Девица подала нам нечто вроде больших тапок без задника. Дед уверенно сунул в них свои сапоги. Я, под любопытным взглядом Глашки, последовал его примеру. Потом вслед за девицей мы вошли в комнату, где деда не менее радостно, чем Глашка, встретила молодая и очень красивая женщина:
— Софрон Тимофеевич! Здравствуйте Софрон Тимофеевич!
— Здравствуй Анюта! Тебя и не узнать. Прямо настоящая барыня стала. А это кто там выглядывает? Никак Варвара краса — длинная коса?
Дед достал из кармана раскрашенную жестяную коробочку с конфетами и протянул ее крепенькой кудрявой девчонке, выглядывающей из-за материнской юбки. Та вопрошающе взглянула на мать и, дождавшись разрешающего кивка, взяла коробочку и снова спряталась. Впрочем, спряталась не вся, один любопытный глаз так и продолжал разглядывать гостей.

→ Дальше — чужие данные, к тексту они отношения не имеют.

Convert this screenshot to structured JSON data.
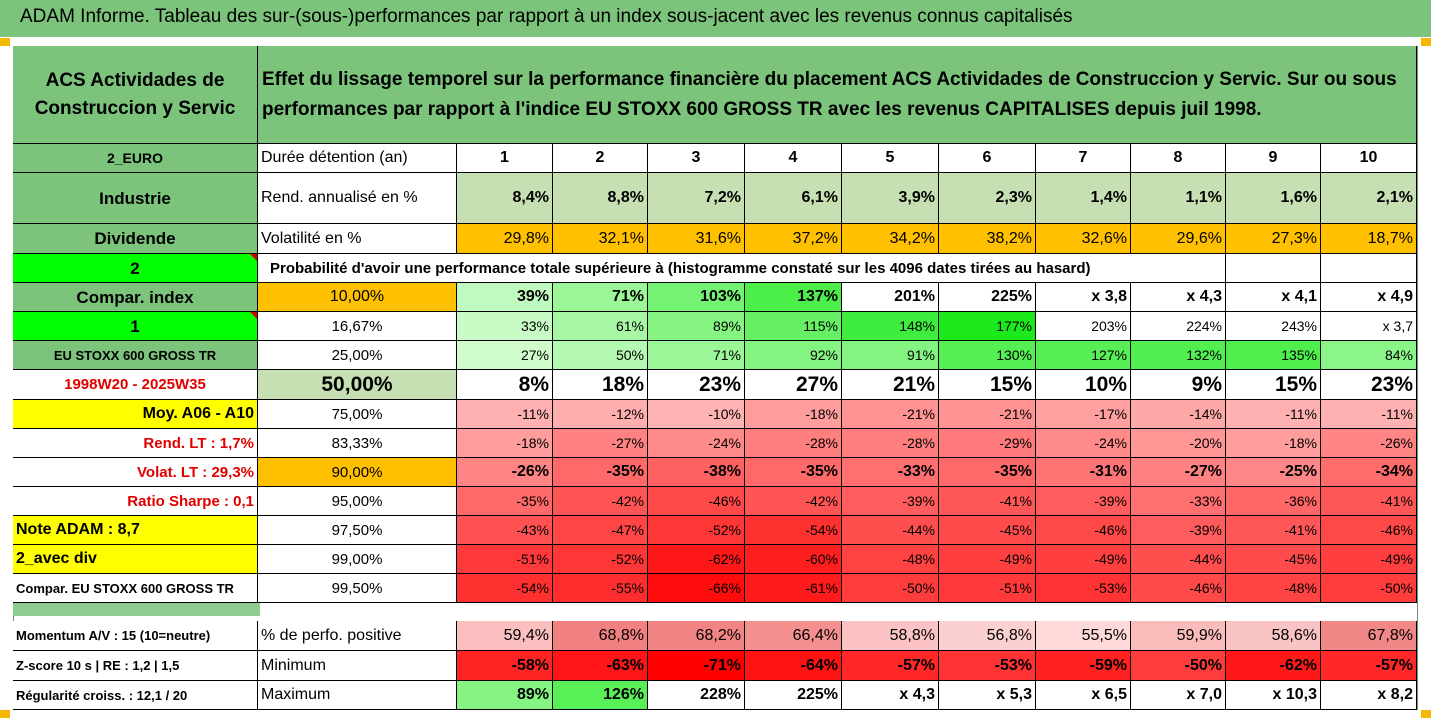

Так вот ты какая, будущая великая ведунья! В общем, ничего особенного — ребенок как ребенок. А вот от ее матери взгляд оторвать трудно. Не зря, не зря прабабушка Христина лечила юного итальянца, правнучка вышла у них просто на загляденье. Каково же ее мужу! А впрочем, мужчина, который сейчас за руку здоровался с дедом, не был похож на человека, у которого можно безнаказанно увести красавицу жену. Совсем не похож. Ростом чуть пониже деда и поуже в плечах, он выглядел уверенным и знающим себе цену человеком. Лицом он мне напомнил кого-то из артистов, но кого вспомнить не смог.
Поздоровавшись и поговорив с дедом, хозяйка, наконец, обратила внимание на меня.

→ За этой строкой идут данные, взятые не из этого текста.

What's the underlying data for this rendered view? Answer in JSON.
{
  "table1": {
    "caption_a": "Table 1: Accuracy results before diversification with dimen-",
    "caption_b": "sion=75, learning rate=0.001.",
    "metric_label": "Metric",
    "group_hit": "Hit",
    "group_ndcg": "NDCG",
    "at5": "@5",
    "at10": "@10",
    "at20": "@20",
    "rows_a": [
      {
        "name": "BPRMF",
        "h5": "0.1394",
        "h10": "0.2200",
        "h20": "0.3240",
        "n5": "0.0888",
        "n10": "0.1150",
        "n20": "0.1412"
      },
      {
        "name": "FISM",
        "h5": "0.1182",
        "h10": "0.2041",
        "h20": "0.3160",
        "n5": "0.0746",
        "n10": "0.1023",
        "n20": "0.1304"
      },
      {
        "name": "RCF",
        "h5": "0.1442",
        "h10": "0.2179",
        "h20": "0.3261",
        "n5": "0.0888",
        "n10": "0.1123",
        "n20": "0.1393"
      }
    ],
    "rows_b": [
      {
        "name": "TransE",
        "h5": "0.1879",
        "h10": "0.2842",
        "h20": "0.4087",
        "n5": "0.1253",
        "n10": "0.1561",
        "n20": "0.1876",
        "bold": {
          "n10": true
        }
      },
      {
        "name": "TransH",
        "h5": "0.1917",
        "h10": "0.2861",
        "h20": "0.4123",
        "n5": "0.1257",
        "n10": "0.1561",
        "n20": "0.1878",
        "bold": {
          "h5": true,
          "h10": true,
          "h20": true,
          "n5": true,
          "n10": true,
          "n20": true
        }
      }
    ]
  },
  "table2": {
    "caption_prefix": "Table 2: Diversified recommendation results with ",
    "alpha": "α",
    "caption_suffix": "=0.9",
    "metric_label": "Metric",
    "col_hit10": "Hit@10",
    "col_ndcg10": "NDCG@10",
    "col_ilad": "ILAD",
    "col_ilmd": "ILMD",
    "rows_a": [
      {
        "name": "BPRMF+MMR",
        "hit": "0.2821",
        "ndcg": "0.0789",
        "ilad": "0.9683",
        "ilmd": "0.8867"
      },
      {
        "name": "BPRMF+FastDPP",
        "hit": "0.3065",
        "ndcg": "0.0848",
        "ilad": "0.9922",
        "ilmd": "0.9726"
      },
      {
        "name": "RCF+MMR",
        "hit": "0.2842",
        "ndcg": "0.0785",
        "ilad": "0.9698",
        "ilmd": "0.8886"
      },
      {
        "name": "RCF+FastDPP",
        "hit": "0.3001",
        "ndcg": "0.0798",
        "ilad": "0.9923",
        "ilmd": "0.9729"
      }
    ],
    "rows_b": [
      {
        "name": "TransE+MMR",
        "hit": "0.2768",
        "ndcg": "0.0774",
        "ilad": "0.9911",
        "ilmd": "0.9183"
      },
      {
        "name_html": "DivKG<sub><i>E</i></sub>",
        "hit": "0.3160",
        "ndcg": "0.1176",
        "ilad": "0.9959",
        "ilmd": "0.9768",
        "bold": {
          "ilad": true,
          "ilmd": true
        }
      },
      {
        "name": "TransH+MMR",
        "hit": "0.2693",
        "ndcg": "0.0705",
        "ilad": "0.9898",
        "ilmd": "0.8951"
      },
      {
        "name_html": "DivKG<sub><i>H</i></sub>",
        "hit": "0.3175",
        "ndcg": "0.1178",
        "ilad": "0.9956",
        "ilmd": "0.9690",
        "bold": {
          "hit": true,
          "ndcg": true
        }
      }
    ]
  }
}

— А это кто с вами Софрон Тимофеевич?
— Неужто не узнаёшь? Внук это мой.
— Позвольте представиться Анна Николаевна. — Церемонно склонив голову и, чуть не щелкнув каблуками, сказал я. — Забродин Алексей.
Красавица с веселым удивлением посмотрела на меня и хотела что-то сказать, но всю аристократичность момента испортила Глашка:
— Немтырь! Это ты што ли? — Казалось, изумлению простодушной девицы не было пределов.
— Я это, любезная Глафира Кондратьевна, я. И вот тебе от меня подарок. — Достал из кармана апельсин и подал Глашке. Второй апельсин протянул будущей ведунье. — А это подарок Вареньке.
Девчонка, выскочив из-за матери, подбежала ко мне и, держа в одной руке коробочку с конфетами, другой рукой схватила оранжевый фрукт. Видя это, хозяйка сказала:
— Глаша возьми у Вареньки апельсин, помой хорошенько и идите с ней в детскую. Там ешьте апельсины и конфеты.
Глашка, мгновенно забыв про меня, подскочила к девчонке:
— Варька давай свой апельсин. Побежали на кухню помоем и съедим, а потом конфетки попробуем,
Та протянула ей свой фрукт и поскакала следом за шустрой девицей.
— Пятнадцать лет девке, а все как ребенок. — Покачала головой хозяйка.
Дед начал вытаскивать из мешка подарки, которые он называл гостинцами. На свет появились: туесок меда литра на два, небольшой мешочек с кедровыми орешками, мешок с сушеными травами, три стеклянных пузырька с какими-то снадобьями и письмо, даже не письмо, а целый запечатанный пакет. Затем он извлек нечто похожее на дамскую сумочку и вручил ее хозяйке.
— Тяжелая. — Сказала, приняв сумочку Аннушка. — Что там?
Я знал, что там. Там были золотые монеты, что я отжал у евробандитов в счет компенсации морального ущерба нанесенного этими деятелями нашей ведунье. Перед самым нашим отъездом она согласилась взять монеты, но попросила отвезти их дочери.
— Савватеевна обо всем прописала. — Сказал дед, пресекая расспросы.
Потом мы сидели за столом пили чай и беседовали. Вернее беседовали хозяйка с дедом, а мы с Сергеем Петровичем дули чай и слушали: то рассказы деда о деревенском житье-бытье, то смех и восклицания Анны. Той, похоже, нравились байки о деревенских жителях, которых она знала.